Shelley Zoff and Liz Cordoba studied a schematic of the backstage tent layout, planning out the electrical requirements for the lava lamps and other lighting, as Tarkington announced that she found a recipe online for “lava lamp goo.”

None of the ambiance crew members are artists or musicians, Bolton pointed out. Their professional backgrounds range from chemist and nuclear scientist to midwife, teacher, office manager, general contractor, and café owner. Creating an elaborate backstage world for Live Oak is one of their main creative outlets.

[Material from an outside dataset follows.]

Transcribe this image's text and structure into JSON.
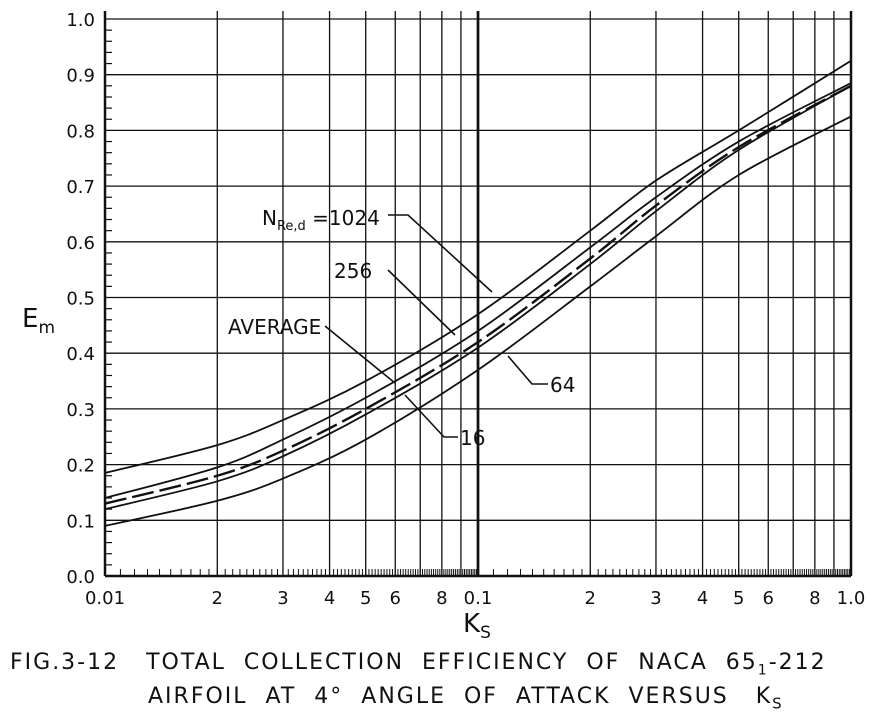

Bolton credited their original inspiration to the work of longtime crew member and artist Sharon “Buffy” Doran, their “honorary ambiance goddess and mentor” who recently retired from her position. Cambria artist Janet Allenspach has also retired from the crew, leaving Marianne Orme, Suzanne Albertson, Joan Weir, Tarkington, Punzi, Cordoba, and what Bolton calls the “grunt work slave-boys” Marty Sanders, Lars Enyart, and Jim Airth to fulfill the vision. Victoria O’Toole coordinates the ten backstage massage therapists.

“It makes such a big impression on the performers,” said KCBX Public Radio General Manager Frank Lanzone, who spends a lot of time backstage during the Live Oak Music Festival, the main fundraiser for KCBX.

“I hear them saying, ‘This is cool, this isn’t the usual situation we find at festivals with asphalt and a 10-by-10 shade structure with the hot sun beating down.’ Ninety-nine percent are content and happy, and I’m sure their performance reflects that. Most of them say, ‘Invite me back, this is my favorite festival, can I be your mascot so I can come every year?’” Lanzone said.

Bon Temps chef Phil Lang and his crew create three delicious meals a day for the performers, adding to the reputation of Live Oak’s backstage.

The festival’s logistics coordinator Jo Jackson said, “This is not backstage at Carnegie Hall or even the Lobero Theater. There’s dirt.” Carpets, executive-style portapotties, even a private massage tent all help create a unique backstage atmosphere for the musicians, along with a welcoming sense of community that inspires them “to sing their hearts out,” she said.

Lanzone said he’s looking forward to seeing what the hardworking ambiance crew comes up with this year.

“It just blows me away,” he said, adding, “I think if you look hard enough, you’ll see those old cowboy boots are still there somewhere, too.”